Insurance companies justify private health insurance by saying that it creates healthy and peaceful policyholders, at the same time denying the inequality and injustice on which the entire insurance system is based. One example is the Swedish trade association Insurance Sweden, which tries to promote the notion that all social classes have the same access to insurance (Erlandsson, 2019) and persistently denies that private healthcare providers discriminate between those who have insurance and those who do not – despite the fact that the main purpose of insurance is precisely to offer priority over publicly funded patients (Svensk Försäkring, 2024).

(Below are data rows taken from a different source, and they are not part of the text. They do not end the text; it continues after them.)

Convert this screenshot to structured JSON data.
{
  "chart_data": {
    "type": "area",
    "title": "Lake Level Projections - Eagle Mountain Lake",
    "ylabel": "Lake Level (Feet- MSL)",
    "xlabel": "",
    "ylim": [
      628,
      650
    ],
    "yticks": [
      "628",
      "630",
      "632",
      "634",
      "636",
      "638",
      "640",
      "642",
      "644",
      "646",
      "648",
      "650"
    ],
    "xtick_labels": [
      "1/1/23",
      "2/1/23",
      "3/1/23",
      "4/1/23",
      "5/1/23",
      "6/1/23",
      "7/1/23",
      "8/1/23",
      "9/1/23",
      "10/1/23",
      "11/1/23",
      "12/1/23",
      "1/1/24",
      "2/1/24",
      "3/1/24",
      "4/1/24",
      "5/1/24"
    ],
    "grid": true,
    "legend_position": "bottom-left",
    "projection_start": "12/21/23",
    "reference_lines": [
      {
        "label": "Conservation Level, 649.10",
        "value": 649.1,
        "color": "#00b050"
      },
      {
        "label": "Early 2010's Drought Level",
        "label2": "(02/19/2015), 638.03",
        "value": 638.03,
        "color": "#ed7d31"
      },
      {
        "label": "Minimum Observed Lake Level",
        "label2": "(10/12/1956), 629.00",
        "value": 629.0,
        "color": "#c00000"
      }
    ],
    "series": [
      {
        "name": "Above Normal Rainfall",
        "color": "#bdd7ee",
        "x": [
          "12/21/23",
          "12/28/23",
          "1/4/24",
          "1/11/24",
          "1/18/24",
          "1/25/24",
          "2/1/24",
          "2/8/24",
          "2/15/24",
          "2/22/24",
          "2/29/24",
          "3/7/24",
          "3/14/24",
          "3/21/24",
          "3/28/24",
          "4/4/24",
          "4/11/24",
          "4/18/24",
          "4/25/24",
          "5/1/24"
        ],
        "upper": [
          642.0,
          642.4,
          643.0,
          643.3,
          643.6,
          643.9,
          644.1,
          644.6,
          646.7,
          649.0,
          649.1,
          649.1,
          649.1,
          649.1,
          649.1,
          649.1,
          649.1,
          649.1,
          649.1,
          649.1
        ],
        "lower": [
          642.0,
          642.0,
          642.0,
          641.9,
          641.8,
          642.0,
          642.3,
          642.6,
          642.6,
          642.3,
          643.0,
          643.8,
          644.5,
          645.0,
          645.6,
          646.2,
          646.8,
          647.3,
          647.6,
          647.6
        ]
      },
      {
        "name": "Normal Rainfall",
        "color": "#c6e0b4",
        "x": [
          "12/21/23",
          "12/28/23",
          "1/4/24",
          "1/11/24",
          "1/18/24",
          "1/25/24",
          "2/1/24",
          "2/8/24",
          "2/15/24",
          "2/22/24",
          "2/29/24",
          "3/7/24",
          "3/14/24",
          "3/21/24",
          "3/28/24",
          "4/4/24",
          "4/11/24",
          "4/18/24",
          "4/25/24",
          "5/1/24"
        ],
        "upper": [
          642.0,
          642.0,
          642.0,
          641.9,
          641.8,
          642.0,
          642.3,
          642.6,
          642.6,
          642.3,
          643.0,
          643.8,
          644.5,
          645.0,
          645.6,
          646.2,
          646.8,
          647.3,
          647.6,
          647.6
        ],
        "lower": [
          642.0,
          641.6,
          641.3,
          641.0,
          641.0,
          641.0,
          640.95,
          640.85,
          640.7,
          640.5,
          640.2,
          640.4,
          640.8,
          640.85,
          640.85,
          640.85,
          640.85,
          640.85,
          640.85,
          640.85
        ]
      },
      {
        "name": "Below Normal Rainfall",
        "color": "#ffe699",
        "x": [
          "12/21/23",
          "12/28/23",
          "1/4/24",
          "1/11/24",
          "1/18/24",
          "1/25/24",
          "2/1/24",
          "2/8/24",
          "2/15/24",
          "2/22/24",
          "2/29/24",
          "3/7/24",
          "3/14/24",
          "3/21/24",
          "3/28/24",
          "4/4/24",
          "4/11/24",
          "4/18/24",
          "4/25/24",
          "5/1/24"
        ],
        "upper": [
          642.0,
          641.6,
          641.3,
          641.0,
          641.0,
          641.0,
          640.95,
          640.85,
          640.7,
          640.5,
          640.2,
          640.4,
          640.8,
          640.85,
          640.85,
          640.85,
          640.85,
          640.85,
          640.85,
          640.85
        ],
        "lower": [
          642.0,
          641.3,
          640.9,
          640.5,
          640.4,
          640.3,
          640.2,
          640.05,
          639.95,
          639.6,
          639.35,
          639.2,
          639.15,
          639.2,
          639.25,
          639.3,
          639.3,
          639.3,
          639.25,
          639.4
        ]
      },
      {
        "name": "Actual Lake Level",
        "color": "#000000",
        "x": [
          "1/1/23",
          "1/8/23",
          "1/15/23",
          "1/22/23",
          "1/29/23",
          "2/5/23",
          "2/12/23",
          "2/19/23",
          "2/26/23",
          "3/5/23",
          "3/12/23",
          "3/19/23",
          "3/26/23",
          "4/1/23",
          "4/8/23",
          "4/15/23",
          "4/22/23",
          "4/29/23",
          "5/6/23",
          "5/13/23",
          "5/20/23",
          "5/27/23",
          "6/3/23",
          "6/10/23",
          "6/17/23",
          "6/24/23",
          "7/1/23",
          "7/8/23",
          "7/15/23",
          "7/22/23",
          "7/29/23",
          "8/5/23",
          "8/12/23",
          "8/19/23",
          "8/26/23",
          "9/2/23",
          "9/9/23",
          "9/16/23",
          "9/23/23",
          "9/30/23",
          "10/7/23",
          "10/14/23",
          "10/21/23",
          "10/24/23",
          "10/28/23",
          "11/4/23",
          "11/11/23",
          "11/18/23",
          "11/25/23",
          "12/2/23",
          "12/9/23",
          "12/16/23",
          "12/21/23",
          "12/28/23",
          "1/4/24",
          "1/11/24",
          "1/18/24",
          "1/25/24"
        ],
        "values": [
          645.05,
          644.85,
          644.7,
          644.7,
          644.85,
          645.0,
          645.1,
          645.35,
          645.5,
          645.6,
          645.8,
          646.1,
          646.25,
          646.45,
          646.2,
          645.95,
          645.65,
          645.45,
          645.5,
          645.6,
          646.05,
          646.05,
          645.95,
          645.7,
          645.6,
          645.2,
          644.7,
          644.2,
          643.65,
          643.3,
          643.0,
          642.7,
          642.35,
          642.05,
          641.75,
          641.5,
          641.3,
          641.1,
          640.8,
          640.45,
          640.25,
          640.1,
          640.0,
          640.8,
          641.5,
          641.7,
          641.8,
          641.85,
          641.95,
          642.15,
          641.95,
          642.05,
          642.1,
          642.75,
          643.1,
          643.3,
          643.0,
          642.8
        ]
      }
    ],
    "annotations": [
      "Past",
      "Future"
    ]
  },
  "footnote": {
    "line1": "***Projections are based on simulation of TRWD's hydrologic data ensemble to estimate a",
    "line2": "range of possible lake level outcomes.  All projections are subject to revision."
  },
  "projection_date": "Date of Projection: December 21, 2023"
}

Simultaneously justifying and denying the function of private health insurance is an effective way of establishing dominance (Van Dijk, 1993), legitimacy and general confusion over what insurance actually means. Legitimacy is central to the private healthcare industry’s ability to push through its agenda. The creation of legitimacy is partly aimed at the large majority of the population who uphold the principles of equal treatment established in healthcare legislation and therefore view the emergence of parallel healthcare systems with some scepticism. But even more importantly, it is about fostering legitimacy among individuals, companies and organisations that take out insurance policies, because even among these groups there is often a sense of unease about receiving unlawful, priority access to care over other citizens. This applies not least to white-collar unions that offer private health insurance to their members, while at the same time claiming to support universal healthcare systems. It is particularly important to address these and like-minded actors with legitimising, neoliberal arguments that they are not undermining the common good at all but rather doing public and universal healthcare a great service by leaving it to its own devices.